HR Giger (pronounced geeger) was a Swiss artist who was known for the dark subject matter of his works. They depict the weird and the bizarre, often with a subtle, and sometimes blatant, eroticism. Belinda Sallin’s documentary about him was made shortly before his death. In it, he comes across as taciturn, but nonetheless likable. (He looked a bit like Brother Theodore.) He lived in a house that looked like a museum of the macabre. In one scene, Giger shows us a skull that he says his father gave him when he was a child. (He says that his father, a pharmacist, was given the skull by Ciba-Geigy, a pharmaceutical company. I would have liked to learned more of the details about this.) He says that he would pull the skull along the street with a string. He did this in order to try to lessen his fear of it. This film subtly suggests that this anecdote can be seen as a metaphor for Giger’s career.

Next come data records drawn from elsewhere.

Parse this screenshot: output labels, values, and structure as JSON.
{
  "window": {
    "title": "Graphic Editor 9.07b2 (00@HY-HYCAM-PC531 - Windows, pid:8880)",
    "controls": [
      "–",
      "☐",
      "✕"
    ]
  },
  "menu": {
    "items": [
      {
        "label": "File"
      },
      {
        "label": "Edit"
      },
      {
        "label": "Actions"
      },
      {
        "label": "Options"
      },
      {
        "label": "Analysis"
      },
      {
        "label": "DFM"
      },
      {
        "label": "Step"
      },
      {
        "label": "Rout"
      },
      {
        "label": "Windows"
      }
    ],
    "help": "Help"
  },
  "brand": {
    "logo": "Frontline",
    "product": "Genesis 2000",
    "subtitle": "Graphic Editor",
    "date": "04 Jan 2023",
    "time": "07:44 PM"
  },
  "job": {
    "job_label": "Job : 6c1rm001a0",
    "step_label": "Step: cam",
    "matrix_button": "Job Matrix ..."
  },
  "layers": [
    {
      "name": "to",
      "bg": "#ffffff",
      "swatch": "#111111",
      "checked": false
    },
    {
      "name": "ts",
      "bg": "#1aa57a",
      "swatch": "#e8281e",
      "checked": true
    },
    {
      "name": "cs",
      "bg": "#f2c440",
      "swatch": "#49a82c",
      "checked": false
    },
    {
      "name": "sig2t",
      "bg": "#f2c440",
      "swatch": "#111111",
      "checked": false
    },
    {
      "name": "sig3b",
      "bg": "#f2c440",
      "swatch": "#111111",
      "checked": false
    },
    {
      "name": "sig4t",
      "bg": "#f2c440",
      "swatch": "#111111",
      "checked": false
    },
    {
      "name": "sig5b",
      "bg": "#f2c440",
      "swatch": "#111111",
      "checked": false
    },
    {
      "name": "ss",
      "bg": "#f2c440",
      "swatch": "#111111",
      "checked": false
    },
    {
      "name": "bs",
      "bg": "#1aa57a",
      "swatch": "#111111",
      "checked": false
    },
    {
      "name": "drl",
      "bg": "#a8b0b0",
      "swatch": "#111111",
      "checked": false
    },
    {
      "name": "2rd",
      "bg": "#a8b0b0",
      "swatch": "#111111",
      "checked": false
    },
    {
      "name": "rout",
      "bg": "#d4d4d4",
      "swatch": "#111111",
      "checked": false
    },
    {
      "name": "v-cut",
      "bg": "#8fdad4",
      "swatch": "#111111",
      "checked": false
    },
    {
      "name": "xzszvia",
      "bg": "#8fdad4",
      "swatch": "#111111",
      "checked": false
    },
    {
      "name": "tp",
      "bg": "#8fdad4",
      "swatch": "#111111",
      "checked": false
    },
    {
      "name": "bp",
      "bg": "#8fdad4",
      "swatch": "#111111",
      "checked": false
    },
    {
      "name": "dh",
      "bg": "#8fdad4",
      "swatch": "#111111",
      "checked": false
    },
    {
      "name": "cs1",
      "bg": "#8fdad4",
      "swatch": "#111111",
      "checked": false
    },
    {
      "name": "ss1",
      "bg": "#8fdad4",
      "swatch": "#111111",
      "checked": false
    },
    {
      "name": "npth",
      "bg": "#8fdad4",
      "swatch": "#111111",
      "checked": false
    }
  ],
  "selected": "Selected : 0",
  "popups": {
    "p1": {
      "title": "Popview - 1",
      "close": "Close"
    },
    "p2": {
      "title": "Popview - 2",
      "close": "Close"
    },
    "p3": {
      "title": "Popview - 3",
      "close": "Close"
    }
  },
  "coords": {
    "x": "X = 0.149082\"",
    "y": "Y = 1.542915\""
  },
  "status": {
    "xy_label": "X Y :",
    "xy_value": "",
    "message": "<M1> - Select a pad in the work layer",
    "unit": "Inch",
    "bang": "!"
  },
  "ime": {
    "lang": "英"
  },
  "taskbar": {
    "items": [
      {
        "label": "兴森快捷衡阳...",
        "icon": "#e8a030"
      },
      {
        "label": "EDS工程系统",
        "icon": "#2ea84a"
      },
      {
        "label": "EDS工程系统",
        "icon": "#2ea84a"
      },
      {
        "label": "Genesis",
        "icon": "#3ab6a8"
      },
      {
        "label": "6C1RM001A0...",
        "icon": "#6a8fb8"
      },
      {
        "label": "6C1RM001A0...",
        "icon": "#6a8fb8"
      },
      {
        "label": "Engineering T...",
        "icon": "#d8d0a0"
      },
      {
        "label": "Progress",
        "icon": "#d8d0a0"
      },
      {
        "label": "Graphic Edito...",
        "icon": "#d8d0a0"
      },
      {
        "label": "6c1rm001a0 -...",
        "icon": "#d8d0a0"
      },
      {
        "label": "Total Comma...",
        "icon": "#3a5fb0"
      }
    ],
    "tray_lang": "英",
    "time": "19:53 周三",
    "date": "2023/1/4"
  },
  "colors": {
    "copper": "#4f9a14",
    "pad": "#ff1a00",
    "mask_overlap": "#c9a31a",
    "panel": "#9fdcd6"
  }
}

Giger’s ex-wife tells us that he never really grew up. In one scene, we see him riding around on a miniature railroad that he built in his backyard. (Not suprisingly, he liked cats.) Giger tells us that he had a happy childhood. He was apparently close to his mother, although he says he found his father a “mystery”. The only tragic part of his life concerned the death of his one-time lover, the actress Li Tobler, who committed suicide. Giger admits to be being haunted by the question of whether he could have done something to prevent this.
I have to admit that I’m not a great admirer of Giger’s work. I find the recurring themes and images, and unrelenting bleakness, a bit monotonous after a while. However, this film gave me a certain respect for the man. He was determined to follow his own vision, and he managed to acquire a devoted following.